Updated: Jul 17
A surety bond is a contract between an obligee and an obligor. The obligee promises to pay the obligor a certain amount of money if the obligor fails to perform under a project. The obligee provides security, usually by posting a cash bond or performing another type of collateral agreement.
The DME surety bond can help you manage your medical equipment inventory. It protects you from loss or theft on medical equipment you’ve purchased for use in your business. The DME surety bond protects any company dealing with medical equipment against losses due to theft, damage, or non-payment of suppliers. To learn more about this type of bond, click here.
What is a surety bond?
A surety bond is a contract between an obligee and an obligor. The obligee promises to pay the obligor a certain amount of money if the obligor fails to perform under a project. The exact conditions are defined by each contract and the type of bond.
The DME Surety Bond protects you from losses due to theft, damage, or non-payment of suppliers.
Why do you need one?
What are the risks of not having a surety bond?
The risk is that you could lose a lot of money if your equipment is stolen from your location. The DME surety bond protects against this risk. It’s a contract where one party agrees to repay another party for any losses incurred due to failing to meet agreed-upon conditions.

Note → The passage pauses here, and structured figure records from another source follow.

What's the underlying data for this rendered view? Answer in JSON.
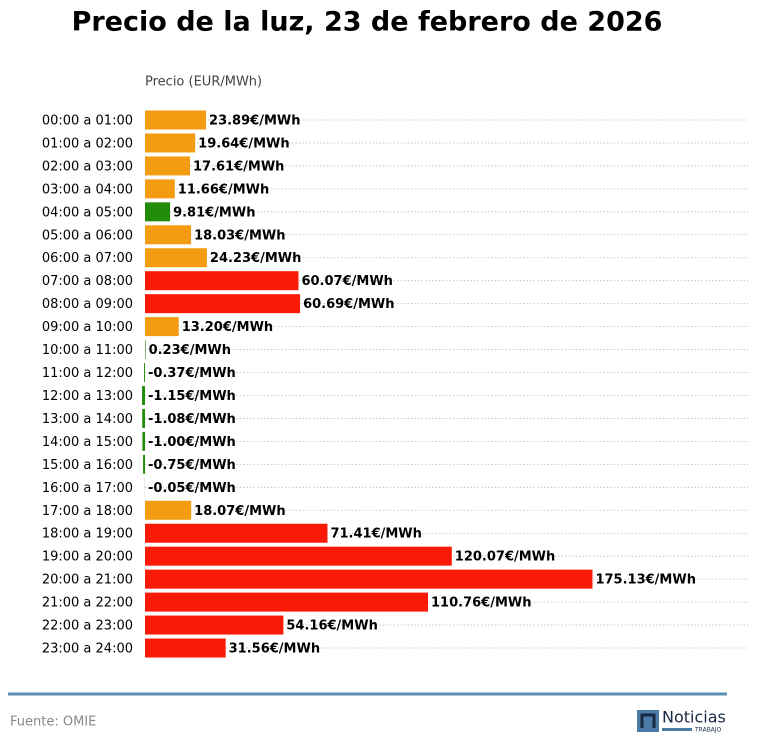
{
  "chart_data": {
    "type": "barh",
    "title": "Precio de la luz, 23 de febrero de 2026",
    "x_label": "Precio (EUR/MWh)",
    "categories": [
      "00:00 a 01:00",
      "01:00 a 02:00",
      "02:00 a 03:00",
      "03:00 a 04:00",
      "04:00 a 05:00",
      "05:00 a 06:00",
      "06:00 a 07:00",
      "07:00 a 08:00",
      "08:00 a 09:00",
      "09:00 a 10:00",
      "10:00 a 11:00",
      "11:00 a 12:00",
      "12:00 a 13:00",
      "13:00 a 14:00",
      "14:00 a 15:00",
      "15:00 a 16:00",
      "16:00 a 17:00",
      "17:00 a 18:00",
      "18:00 a 19:00",
      "19:00 a 20:00",
      "20:00 a 21:00",
      "21:00 a 22:00",
      "22:00 a 23:00",
      "23:00 a 24:00"
    ],
    "values": [
      23.89,
      19.64,
      17.61,
      11.66,
      9.81,
      18.03,
      24.23,
      60.07,
      60.69,
      13.2,
      0.23,
      -0.37,
      -1.15,
      -1.08,
      -1.0,
      -0.75,
      -0.05,
      18.07,
      71.41,
      120.07,
      175.13,
      110.76,
      54.16,
      31.56
    ],
    "value_labels": [
      "23.89€/MWh",
      "19.64€/MWh",
      "17.61€/MWh",
      "11.66€/MWh",
      "9.81€/MWh",
      "18.03€/MWh",
      "24.23€/MWh",
      "60.07€/MWh",
      "60.69€/MWh",
      "13.20€/MWh",
      "0.23€/MWh",
      "-0.37€/MWh",
      "-1.15€/MWh",
      "-1.08€/MWh",
      "-1.00€/MWh",
      "-0.75€/MWh",
      "-0.05€/MWh",
      "18.07€/MWh",
      "71.41€/MWh",
      "120.07€/MWh",
      "175.13€/MWh",
      "110.76€/MWh",
      "54.16€/MWh",
      "31.56€/MWh"
    ],
    "colors": [
      "#f39c12",
      "#f39c12",
      "#f39c12",
      "#f39c12",
      "#228b08",
      "#f39c12",
      "#f39c12",
      "#fb1a05",
      "#fb1a05",
      "#f39c12",
      "#228b08",
      "#228b08",
      "#228b08",
      "#228b08",
      "#228b08",
      "#228b08",
      "#228b08",
      "#f39c12",
      "#fb1a05",
      "#fb1a05",
      "#fb1a05",
      "#fb1a05",
      "#fb1a05",
      "#fb1a05"
    ],
    "xlim": [
      0,
      236
    ],
    "grid": true,
    "source": "Fuente: OMIE"
  },
  "logo": {
    "name": "Noticias",
    "tagline": "TRABAJO"
  }
}
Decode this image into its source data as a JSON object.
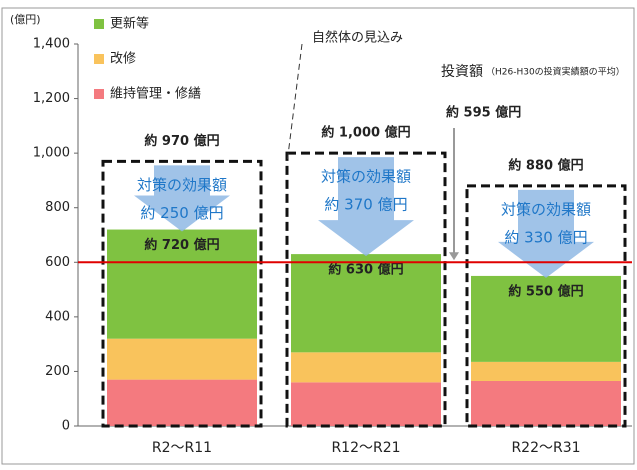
{
  "chart_data": {
    "type": "bar",
    "stacked": true,
    "y_unit_label": "(億円)",
    "categories": [
      "R2～R11",
      "R12～R21",
      "R22～R31"
    ],
    "series": [
      {
        "name": "維持管理・修繕",
        "color": "#f47a7f",
        "values": [
          170,
          160,
          165
        ]
      },
      {
        "name": "改修",
        "color": "#f9c35c",
        "values": [
          150,
          110,
          70
        ]
      },
      {
        "name": "更新等",
        "color": "#7fc241",
        "values": [
          400,
          360,
          315
        ]
      }
    ],
    "total_labels": [
      "約 720 億円",
      "約 630 億円",
      "約 550 億円"
    ],
    "projection": {
      "name": "自然体の見込み",
      "values": [
        970,
        1000,
        880
      ],
      "value_labels": [
        "約 970 億円",
        "約 1,000 億円",
        "約 880 億円"
      ]
    },
    "effect": {
      "name": "対策の効果額",
      "values": [
        250,
        370,
        330
      ],
      "value_labels": [
        "約 250 億円",
        "約 370 億円",
        "約 330 億円"
      ]
    },
    "investment": {
      "name": "投資額",
      "note": "（H26-H30の投資実績額の平均）",
      "value": 600,
      "value_label": "約 595 億円",
      "color": "#e00000"
    },
    "ylim": [
      0,
      1400
    ],
    "yticks": [
      0,
      200,
      400,
      600,
      800,
      {
        "value": 1000,
        "label": "1,000"
      },
      {
        "value": 1200,
        "label": "1,200"
      },
      {
        "value": 1400,
        "label": "1,400"
      }
    ],
    "legend": "top-left"
  }
}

So, why do you need one? A DME surety bond will protect you and your business in case anything goes wrong with the items that you purchase for use in your industry. You never know when equipment might get lost or damaged, so it’s best to be prepared by obtaining a DME surety bond.
What can cause a business to be ineligible for a surety bond?
A Surety bond is a contract that protects the business against loss due to damage, theft, or non-payment of suppliers. The surety company will only offer this service if the company is eligible.
In order to qualify for a surety bond, you must be in good standing with your company and have a proven record of payment. If there are any pending charges or obligations on your account, you might not be eligible when applying.
Another thing that can disqualify you from getting a surety bond is if you have any outstanding judgments against your company. If there are any unpaid debts owed by your business, it’s unlikely you will qualify for the DME surety bond.
Instead of providing security through collateral agreements like posting cash bonds or performing another type of collateral agreement, companies can also get an indemnity agreement in place with their insurer to protect them from losses on medical equipment they purchase and use in their business.
How do you know if your company qualifies for a DME Surety Bond?
A DME surety bond is not a requirement for all companies. However, if you're in the medical equipment business and are purchasing expensive pieces of equipment, then it’s worth checking with your surety bond specialist to see if your company qualifies.
You can find out if you qualify for a DME Surety Bond by requesting a quote online. It’s quick and simple to fill out the form and you'll get a quote within seconds.
If you are a company in the medical device industry, you may qualify for a DME Surety Bond. We’re here to help make it easy to find out if you qualify, and if you do, make sure to get the bond you need.